Editor's Review

On December 5, the Central Bank of Kenya (CBK) reduced the Central Bank Rate (CBR) from 12 percent to 11.25 percent.

Kenyan banks have announced that they will begin reducing the interest rates on loans beginning this month.

In a statement on Sunday, December 8, the Kenya Bankers Association (KBA) disclosed that banks are taking the step to ensure borrowing is affordable.

KBA declared that individual banks are issuing notices indicating the reductions and that the reductions will continue progressively in line with credit risk factors.

“The recent successive cuts in the Central Bank Rate, have implications on both deposit and lending rates in the market. Banks are taking steps to lower interest rates and make borrowing more affordable.

"Individual banks are issuing the requisite notices to customers indicating reductions in loan rates from December 2024, and these reductions will continue progressively in line with the evolution of monetary policy and credit risk factors," KBA Chairman John Gachora remarked. 

File image of CBK headquarters in Nairobi.

He added that each bank is mandated to assess the risk profile of its customers and price its loans accordingly, based on each bank's approved base rates and assessment of the risk premium.
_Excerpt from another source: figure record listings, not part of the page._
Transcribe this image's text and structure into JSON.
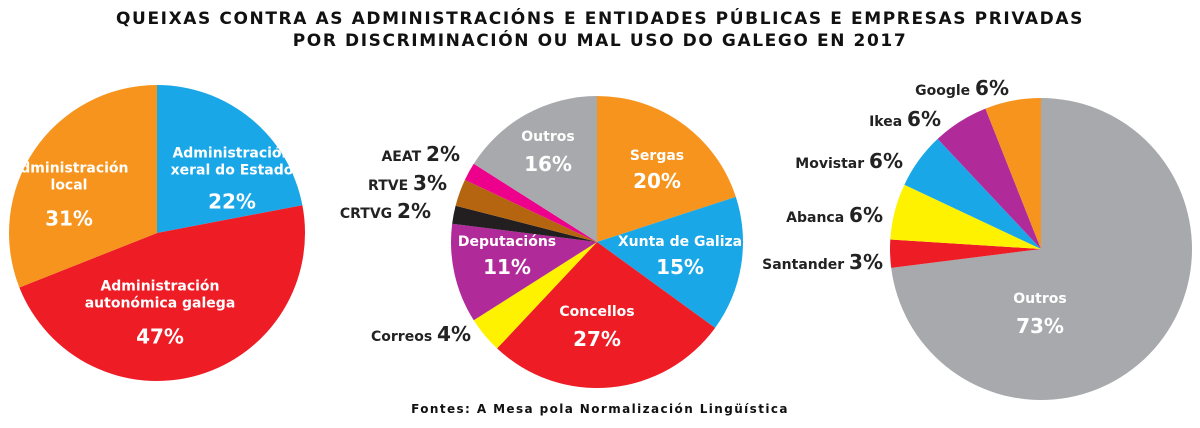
{
  "title": {
    "line1": "QUEIXAS CONTRA AS ADMINISTRACIÓNS E ENTIDADES PÚBLICAS E EMPRESAS PRIVADAS",
    "line2": "POR DISCRIMINACIÓN OU MAL USO DO GALEGO EN 2017"
  },
  "source": "Fontes: A Mesa pola Normalización Lingüística",
  "chart_data": [
    {
      "type": "pie",
      "slices": [
        {
          "label": [
            "Administración",
            "xeral do Estado"
          ],
          "pct_label": "22%",
          "value": 22,
          "color": "#1aa7e8"
        },
        {
          "label": [
            "Administración",
            "autonómica galega"
          ],
          "pct_label": "47%",
          "value": 47,
          "color": "#ee1c25"
        },
        {
          "label": [
            "Administración",
            "local"
          ],
          "pct_label": "31%",
          "value": 31,
          "color": "#f7941d"
        }
      ]
    },
    {
      "type": "pie",
      "slices": [
        {
          "label": [
            "Sergas"
          ],
          "pct_label": "20%",
          "value": 20,
          "color": "#f7941d"
        },
        {
          "label": [
            "Xunta de Galiza"
          ],
          "pct_label": "15%",
          "value": 15,
          "color": "#1aa7e8"
        },
        {
          "label": [
            "Concellos"
          ],
          "pct_label": "27%",
          "value": 27,
          "color": "#ee1c25"
        },
        {
          "label": [
            "Correos"
          ],
          "pct_label": "4%",
          "value": 4,
          "color": "#fff200"
        },
        {
          "label": [
            "Deputacións"
          ],
          "pct_label": "11%",
          "value": 11,
          "color": "#b12a9a"
        },
        {
          "label": [
            "CRTVG"
          ],
          "pct_label": "2%",
          "value": 2,
          "color": "#231f20"
        },
        {
          "label": [
            "RTVE"
          ],
          "pct_label": "3%",
          "value": 3,
          "color": "#b5650f"
        },
        {
          "label": [
            "AEAT"
          ],
          "pct_label": "2%",
          "value": 2,
          "color": "#ec008c"
        },
        {
          "label": [
            "Outros"
          ],
          "pct_label": "16%",
          "value": 16,
          "color": "#a7a9ac"
        }
      ]
    },
    {
      "type": "pie",
      "slices": [
        {
          "label": [
            "Outros"
          ],
          "pct_label": "73%",
          "value": 73,
          "color": "#a7a9ac"
        },
        {
          "label": [
            "Santander"
          ],
          "pct_label": "3%",
          "value": 3,
          "color": "#ee1c25"
        },
        {
          "label": [
            "Abanca"
          ],
          "pct_label": "6%",
          "value": 6,
          "color": "#fff200"
        },
        {
          "label": [
            "Movistar"
          ],
          "pct_label": "6%",
          "value": 6,
          "color": "#1aa7e8"
        },
        {
          "label": [
            "Ikea"
          ],
          "pct_label": "6%",
          "value": 6,
          "color": "#b12a9a"
        },
        {
          "label": [
            "Google"
          ],
          "pct_label": "6%",
          "value": 6,
          "color": "#f7941d"
        }
      ]
    }
  ]
}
"While the base rates primarily reflect the Central Bank Rate and the cost of borrowing by the government, the customers’ risk premiums mirror the market conditions such as the level of non-performing loans and any challenges that customers face that may constrain their ability to service loans," Gachora stated.

On December 5, the Central Bank of Kenya (CBK) reduced the Central Bank Rate (CBR) from 12 percent to 11.25 percent.

The regulator said that the Monetary Policy Committee (MPC) decided to cut the interest rate due to stable inflation and exchange rate stability.